La massa ha misure critiche, oltre le quali gli ordini di grandezza della potenza cambiano in ‘altri’. Come una proteina che genera una gemella speculare piena di passione. Siamo il risultato costantemente variabile di una elevazione a potenza. Un polpastrello alla tempia cambia di qualche unità gli esponenti e noi improvvisamente non siamo più ‘quelli’.

Capita sempre ascoltare mentre la corriera non sbuca ancora dalla curva. La solitudine -se pare una corriera e un convoglio, o un treno comunque – e’ per la libertà. Il disordine insinuante e rigoroso del tavolo dei cartografi. Porzioni di terre e mari tenuti fermi da conchiglie. Pietre deserti mare macchie colori dizionari compassi cacciaviti microscopio la mente stessa del disegnatore l’assenza di qualsiasi incertezza per via della punta acuminata di spade e dei pennini d’oro e acciaio.

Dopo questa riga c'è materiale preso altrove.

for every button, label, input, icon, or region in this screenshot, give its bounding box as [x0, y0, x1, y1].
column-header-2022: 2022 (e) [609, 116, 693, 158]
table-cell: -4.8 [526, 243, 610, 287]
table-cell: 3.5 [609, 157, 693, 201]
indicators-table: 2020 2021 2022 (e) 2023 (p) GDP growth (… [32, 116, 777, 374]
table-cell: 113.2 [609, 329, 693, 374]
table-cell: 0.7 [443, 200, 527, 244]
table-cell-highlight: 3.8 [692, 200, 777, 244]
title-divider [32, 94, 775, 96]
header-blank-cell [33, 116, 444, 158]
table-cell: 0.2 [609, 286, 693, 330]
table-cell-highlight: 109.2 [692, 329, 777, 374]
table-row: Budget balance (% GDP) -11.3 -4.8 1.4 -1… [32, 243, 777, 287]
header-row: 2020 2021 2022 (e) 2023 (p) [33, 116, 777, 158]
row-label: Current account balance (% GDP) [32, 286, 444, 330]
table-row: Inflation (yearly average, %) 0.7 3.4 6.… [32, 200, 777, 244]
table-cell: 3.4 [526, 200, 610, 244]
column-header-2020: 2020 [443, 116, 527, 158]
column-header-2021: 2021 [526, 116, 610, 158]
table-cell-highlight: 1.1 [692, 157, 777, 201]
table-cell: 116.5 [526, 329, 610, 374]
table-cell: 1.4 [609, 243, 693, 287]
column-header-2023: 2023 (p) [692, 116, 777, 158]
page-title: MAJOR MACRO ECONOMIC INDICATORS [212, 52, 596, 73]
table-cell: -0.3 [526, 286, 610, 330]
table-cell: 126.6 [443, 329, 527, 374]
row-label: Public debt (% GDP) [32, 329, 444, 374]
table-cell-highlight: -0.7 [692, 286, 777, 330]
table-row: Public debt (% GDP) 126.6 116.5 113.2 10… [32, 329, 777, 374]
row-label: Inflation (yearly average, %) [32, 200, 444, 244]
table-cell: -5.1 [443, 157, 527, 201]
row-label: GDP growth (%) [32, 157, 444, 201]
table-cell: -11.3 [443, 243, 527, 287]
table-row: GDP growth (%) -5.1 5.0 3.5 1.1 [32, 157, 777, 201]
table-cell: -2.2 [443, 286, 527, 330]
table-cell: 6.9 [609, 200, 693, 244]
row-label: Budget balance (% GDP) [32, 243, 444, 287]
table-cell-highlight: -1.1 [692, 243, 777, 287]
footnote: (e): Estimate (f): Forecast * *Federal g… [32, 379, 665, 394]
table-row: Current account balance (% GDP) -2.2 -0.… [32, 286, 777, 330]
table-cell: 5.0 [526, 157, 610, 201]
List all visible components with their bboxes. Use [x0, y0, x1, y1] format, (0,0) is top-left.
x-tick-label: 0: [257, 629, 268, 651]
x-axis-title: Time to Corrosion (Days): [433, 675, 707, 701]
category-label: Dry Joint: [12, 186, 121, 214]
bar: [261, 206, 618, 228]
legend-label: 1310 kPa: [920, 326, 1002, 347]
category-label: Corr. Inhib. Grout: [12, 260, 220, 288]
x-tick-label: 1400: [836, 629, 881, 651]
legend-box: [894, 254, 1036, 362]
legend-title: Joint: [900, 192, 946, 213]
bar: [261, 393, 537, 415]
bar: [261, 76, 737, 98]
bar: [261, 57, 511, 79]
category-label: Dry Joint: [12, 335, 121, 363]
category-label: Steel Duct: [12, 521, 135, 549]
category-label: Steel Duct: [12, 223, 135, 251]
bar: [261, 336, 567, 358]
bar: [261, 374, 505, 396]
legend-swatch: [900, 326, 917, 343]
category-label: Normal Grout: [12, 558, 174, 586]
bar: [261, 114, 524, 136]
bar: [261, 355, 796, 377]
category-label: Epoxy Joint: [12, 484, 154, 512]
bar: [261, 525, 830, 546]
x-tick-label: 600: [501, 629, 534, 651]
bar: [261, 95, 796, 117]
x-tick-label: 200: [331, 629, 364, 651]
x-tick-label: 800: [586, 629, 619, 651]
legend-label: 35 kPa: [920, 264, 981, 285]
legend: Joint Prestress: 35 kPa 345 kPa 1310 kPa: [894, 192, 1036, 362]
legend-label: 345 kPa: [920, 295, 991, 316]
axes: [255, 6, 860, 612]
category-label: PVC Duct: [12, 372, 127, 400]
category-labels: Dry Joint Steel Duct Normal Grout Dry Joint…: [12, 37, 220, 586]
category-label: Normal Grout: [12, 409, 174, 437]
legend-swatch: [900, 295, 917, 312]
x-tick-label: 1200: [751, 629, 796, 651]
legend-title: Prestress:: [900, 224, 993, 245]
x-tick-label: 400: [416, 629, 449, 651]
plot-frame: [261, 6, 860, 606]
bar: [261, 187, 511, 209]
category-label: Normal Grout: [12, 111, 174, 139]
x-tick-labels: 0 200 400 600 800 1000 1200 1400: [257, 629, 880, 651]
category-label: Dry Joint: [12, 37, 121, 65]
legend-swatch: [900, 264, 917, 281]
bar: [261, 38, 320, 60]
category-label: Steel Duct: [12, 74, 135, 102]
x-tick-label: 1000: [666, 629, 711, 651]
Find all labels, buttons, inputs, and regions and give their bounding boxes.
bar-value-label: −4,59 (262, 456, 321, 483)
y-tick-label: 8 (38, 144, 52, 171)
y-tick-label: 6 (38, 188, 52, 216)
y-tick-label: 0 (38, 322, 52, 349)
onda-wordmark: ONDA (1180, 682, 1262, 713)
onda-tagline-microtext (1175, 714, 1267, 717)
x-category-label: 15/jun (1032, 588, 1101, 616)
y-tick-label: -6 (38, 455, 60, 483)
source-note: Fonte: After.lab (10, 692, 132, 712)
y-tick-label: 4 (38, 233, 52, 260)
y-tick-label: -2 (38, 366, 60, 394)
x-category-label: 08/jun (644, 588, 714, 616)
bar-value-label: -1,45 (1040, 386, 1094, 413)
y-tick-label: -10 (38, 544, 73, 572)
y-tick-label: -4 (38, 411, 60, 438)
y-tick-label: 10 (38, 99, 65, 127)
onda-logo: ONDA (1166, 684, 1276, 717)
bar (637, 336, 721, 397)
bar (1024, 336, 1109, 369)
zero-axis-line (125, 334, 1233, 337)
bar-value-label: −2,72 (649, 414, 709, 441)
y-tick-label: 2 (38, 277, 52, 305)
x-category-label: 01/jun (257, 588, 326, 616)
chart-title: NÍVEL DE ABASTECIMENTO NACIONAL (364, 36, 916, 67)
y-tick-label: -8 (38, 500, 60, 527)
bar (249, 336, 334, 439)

La restituzione si avvicina. La poesia  che il pensiero sia letteratura e poesia. La matematica di molti oggetti necessari, del giorno e della notte, dell’alimentazione elettrica di case e ferrovie. Ho l’idea  della linea che stabilisce il fuori di me: ho l’immagine di te e che fai il mondo. Di me che costruisco un ponte. Che trascorro tutto il tempo con le mani bianche di calce.

Da un po’ ho la coazione a chiedermi la relazione tra il movimento e il pensiero. L’azione delle mani sotto gli occhi di tutti. E me stesso incontrattabile ed irriducibile assenza di un evidenza qualsiasi. La fermezza dell’immagine nell’azione dell’iniziativa e nelle partenze. La quiete del sonno: al risveglio si contano tutti i sogni tutte le tracce del pensiero che non si era fermato neanche un secondo.